In der Borngasse gab es einen Dorfbrunnen und eine Viehtränke. Die Quelle für das Trinkwasser des Dorfbrunnens
befand sich am Kirchberg und führt heute kein Wasser mehr. Die Viehtränke gab dem Badbach seinen Namen, da das Vieh
in der Tränke auch badete.
In der ehemaligen Dorfmitte befand sich auch das erste „Dorfgemeinschaftshaus“, das neben der Verwaltung des Ortes
auch die Schule und weitere soziale Einrichtungen beherbergte. In unmittelbarer Nähe stand das Spritzenhäuschen mit
dem Dorfgefängnis (Dalles).
Schule an der Vorderstraße wurde ursprünglich 1843 erbaut
Die heutige Schule an der Vorderstraße wurde ursprünglich 1843 erbaut und diente etwa 40 bis 50 Kinder vom ersten
bis zum achten Schuljahr als Unterrichtsgebäude. Bei einem Umbau vor circa zehn Jahren wurde die durch einen Anbau und
zusätzliche Pavillons erweiterte Schule grundlegend erneuert und durch einen Neubau ersetzt. Das alte Schulgebäude
dient heute als Betreuungseinrichtung. Die Grundschule nimmt cirka 70 Schüler in vier Schulklassen auf.
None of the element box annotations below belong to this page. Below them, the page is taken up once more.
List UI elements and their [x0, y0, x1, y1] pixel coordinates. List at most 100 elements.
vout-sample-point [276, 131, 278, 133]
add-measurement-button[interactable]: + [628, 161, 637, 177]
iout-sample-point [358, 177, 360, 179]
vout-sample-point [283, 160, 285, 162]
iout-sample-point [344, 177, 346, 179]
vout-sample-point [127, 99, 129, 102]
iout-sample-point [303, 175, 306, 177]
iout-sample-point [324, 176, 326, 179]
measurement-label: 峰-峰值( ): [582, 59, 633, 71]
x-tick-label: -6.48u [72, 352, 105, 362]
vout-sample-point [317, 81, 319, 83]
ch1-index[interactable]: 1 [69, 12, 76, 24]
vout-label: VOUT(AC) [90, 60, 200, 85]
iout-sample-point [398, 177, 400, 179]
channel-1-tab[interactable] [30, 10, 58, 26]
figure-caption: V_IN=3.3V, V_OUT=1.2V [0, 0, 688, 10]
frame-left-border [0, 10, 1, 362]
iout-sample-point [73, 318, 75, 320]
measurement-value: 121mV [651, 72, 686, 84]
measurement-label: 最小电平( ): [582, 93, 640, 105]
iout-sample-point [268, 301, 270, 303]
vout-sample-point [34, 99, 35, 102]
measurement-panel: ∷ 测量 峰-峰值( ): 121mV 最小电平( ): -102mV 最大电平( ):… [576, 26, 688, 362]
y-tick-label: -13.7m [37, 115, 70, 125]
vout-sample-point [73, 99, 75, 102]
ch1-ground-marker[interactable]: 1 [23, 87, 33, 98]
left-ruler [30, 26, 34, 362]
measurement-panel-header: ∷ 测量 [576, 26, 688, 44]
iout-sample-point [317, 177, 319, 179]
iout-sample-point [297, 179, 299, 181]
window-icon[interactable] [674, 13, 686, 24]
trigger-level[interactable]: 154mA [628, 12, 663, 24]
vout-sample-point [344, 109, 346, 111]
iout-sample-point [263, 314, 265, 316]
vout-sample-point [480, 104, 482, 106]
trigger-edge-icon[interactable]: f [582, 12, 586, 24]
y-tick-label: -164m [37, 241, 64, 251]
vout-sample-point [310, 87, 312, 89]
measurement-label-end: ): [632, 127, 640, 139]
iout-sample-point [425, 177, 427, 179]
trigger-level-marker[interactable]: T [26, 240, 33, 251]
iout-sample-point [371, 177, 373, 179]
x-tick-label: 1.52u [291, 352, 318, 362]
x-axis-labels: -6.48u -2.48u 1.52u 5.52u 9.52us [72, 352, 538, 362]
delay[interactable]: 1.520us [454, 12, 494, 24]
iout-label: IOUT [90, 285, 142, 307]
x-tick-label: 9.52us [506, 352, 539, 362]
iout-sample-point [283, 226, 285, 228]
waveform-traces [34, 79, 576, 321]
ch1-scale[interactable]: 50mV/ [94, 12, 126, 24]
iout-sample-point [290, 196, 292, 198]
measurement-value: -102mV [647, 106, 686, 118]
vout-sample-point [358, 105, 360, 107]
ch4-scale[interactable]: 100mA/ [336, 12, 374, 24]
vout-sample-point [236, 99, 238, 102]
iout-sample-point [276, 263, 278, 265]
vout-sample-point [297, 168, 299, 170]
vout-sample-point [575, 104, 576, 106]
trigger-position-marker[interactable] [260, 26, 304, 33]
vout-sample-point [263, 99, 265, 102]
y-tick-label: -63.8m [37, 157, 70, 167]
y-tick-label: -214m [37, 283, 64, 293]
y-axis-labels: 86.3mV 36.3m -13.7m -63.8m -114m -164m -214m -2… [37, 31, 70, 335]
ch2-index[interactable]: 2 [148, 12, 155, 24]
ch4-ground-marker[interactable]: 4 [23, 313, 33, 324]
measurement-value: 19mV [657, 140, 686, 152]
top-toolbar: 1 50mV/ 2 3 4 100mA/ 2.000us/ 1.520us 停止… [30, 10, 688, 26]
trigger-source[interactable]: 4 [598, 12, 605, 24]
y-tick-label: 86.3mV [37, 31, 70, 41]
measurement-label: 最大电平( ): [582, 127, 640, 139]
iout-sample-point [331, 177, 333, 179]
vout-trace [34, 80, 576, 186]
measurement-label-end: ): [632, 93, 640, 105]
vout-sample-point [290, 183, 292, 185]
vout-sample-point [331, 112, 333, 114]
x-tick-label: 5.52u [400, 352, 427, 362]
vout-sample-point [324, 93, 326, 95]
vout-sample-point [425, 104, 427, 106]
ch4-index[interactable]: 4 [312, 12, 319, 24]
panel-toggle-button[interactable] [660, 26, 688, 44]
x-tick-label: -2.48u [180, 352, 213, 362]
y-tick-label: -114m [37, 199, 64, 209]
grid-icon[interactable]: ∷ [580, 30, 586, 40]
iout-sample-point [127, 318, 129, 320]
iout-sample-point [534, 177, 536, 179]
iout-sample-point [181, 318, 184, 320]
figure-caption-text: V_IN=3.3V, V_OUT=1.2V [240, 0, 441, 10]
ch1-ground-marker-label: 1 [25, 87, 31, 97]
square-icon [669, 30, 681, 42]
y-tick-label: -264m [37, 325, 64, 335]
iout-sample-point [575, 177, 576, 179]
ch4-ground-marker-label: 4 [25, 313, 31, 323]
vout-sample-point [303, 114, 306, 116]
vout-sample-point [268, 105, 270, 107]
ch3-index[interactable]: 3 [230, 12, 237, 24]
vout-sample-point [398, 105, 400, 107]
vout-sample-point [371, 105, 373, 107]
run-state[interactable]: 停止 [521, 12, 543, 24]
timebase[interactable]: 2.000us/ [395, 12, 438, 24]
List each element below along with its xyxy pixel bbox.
Die Schule war die letzte Station dieses überaus interessanten Rundganges, in dem die Veränderung eines Ortes im
Laufe seiner Geschichte sichtbar und erfahrbar wurde.
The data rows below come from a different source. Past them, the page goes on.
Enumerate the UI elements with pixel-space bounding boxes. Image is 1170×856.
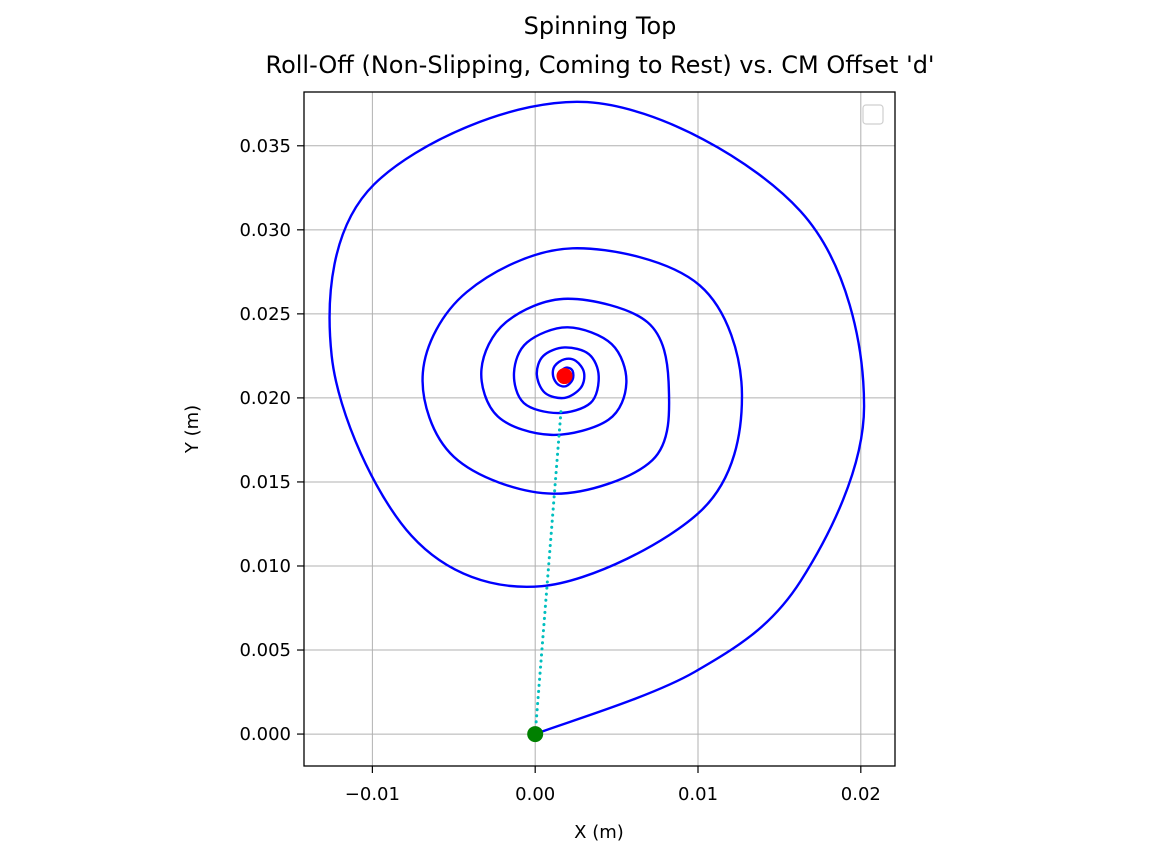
y-tick-label: 0.035: [239, 136, 291, 157]
plot-markers: [527, 368, 573, 743]
y-tick-label: 0.015: [239, 472, 291, 493]
x-tick-label: 0.01: [678, 784, 718, 805]
y-tick-label: 0.030: [239, 220, 291, 241]
start-point-marker: [527, 726, 544, 743]
plot-area-frame: [303, 91, 896, 767]
grid: [304, 92, 895, 766]
y-tick-label: 0.005: [239, 640, 291, 661]
x-axis-ticks: −0.01 0.00 0.01 0.02: [345, 766, 881, 805]
end-point-marker: [556, 368, 573, 385]
legend-box: [862, 104, 884, 125]
x-tick-label: −0.01: [345, 784, 400, 805]
y-tick-label: 0.025: [239, 304, 291, 325]
chart-subtitle: Roll-Off (Non-Slipping, Coming to Rest) …: [265, 51, 934, 79]
x-tick-label: 0.02: [841, 784, 881, 805]
spiral-path-line: [328, 100, 866, 736]
x-axis-label: X (m): [574, 822, 624, 843]
y-axis-label: Y (m): [182, 405, 203, 454]
y-tick-label: 0.010: [239, 556, 291, 577]
chart-title: Spinning Top: [524, 12, 677, 40]
plot-series: [328, 100, 866, 736]
x-tick-label: 0.00: [515, 784, 555, 805]
y-axis-ticks: 0.000 0.005 0.010 0.015 0.020 0.025 0.030 0.035: [239, 136, 304, 745]
y-tick-label: 0.000: [239, 724, 291, 745]
y-tick-label: 0.020: [239, 388, 291, 409]
link-line-dotted: [533, 406, 563, 736]
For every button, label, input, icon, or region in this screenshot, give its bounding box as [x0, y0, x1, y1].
Heimatmuseum im Dorfgemeinschaftshaus
Herr Hartmann lud als Vorsitzender des Heimatvereins die Teilnehmer zum Abschluss des wALK & tALKs zu Kaffee und
Kuchen sowie einem Besuch „seines“ Heimatmuseums ins Dorfgemeinschaftshaus ein. Die Einladung wurde von den Teilnehmern
dankend angenommen.
Die vielen Gespräche während des wALKs machen deutlich, wie wichtig der Austausch von Erfahrungen auch für die
politische Arbeit sei, resümiert Majchrzak. Sie bedankte sich sehr herzlich bei Herrn Hartmann für den äußerst
unterhaltsamen und erkenntnisreichen Ausflug in die Historie von Mammolshain.
Fortsetzung in Aussicht gestellt
Eine Fortsetzung zu weiteren historisch interessanten Plätzen in Mammolshain sei von Herrn Hartmann für das nächste
Jahr bereits in Aussicht gestellt worden, so Majchrzak.